International information
- National side: Hong Kong (1988–2007);
- Source: CricketArchive, 10 March 2016

= Mark Eames =

English-born Hong Kong cricketer

Mark Ian Neil Eames (born 19 August 1961) is a former international cricketer who represented the Hong Kong national side between 1988 and 2007. He played as a left-handed top-order batsman.

Eames was born in Coventry, Warwickshire, and played club cricket in England before relocating to Hong Kong. He made his international debut for Hong Kong at the 1988 South East Asian Tournament, which also featured Bangladesh and Singapore. Over the next few years, Eames made regular appearances for Hong Kong in regional tournaments, including the Tuanku Ja'afar Cup. His first global tournament was the 1994 ICC Trophy in Kenya, where he played in all seven of his team's matches. He had little success, however, scoring only 76 runs from six innings. Eames also had little success at the 1996 ACC Trophy in Malaysia, with his best performance being an innings of 43 runs against Nepal.

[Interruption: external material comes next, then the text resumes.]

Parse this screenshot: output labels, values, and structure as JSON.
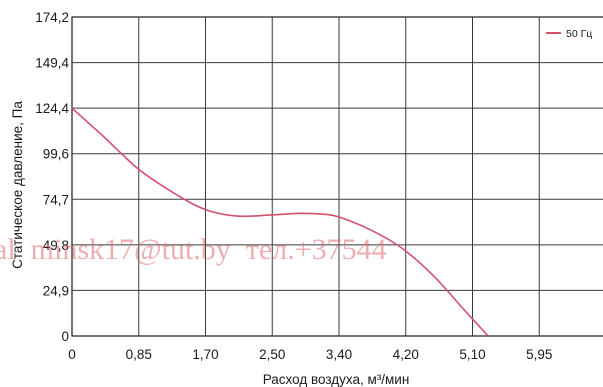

At the 1997 ICC Trophy, Eames again played in all of Hong Kong's matches, and was ranked fifth for runs amongst his teammates, scoring 136 runs from eight innings. His highest score, 33, came against Papua New Guinea. For two games at the 2000 ACC Trophy, Eames was moved up the order to open the batting, scoring eleven runs against Malaysia and three runs against the United Arab Emirates (UAE). The following year, he appeared in a third consecutive ICC Trophy, featuring in four matches and scoring 45 from 44 balls against Papua New Guinea (part of a 120-run partnership with Rahul Sharma). In 2004, Eames represented Hong Kong in the ACC Fast Track Countries Tournament, through which the team qualified for the 2005 Intercontinental Cup. Aged 39, he appeared in an Intercontinental Cup fixture against the UAE in April 2005, which held first-class status. His last games for Hong Kong came at the age of 41, in the 2007 World Cricket League Division Three tournament.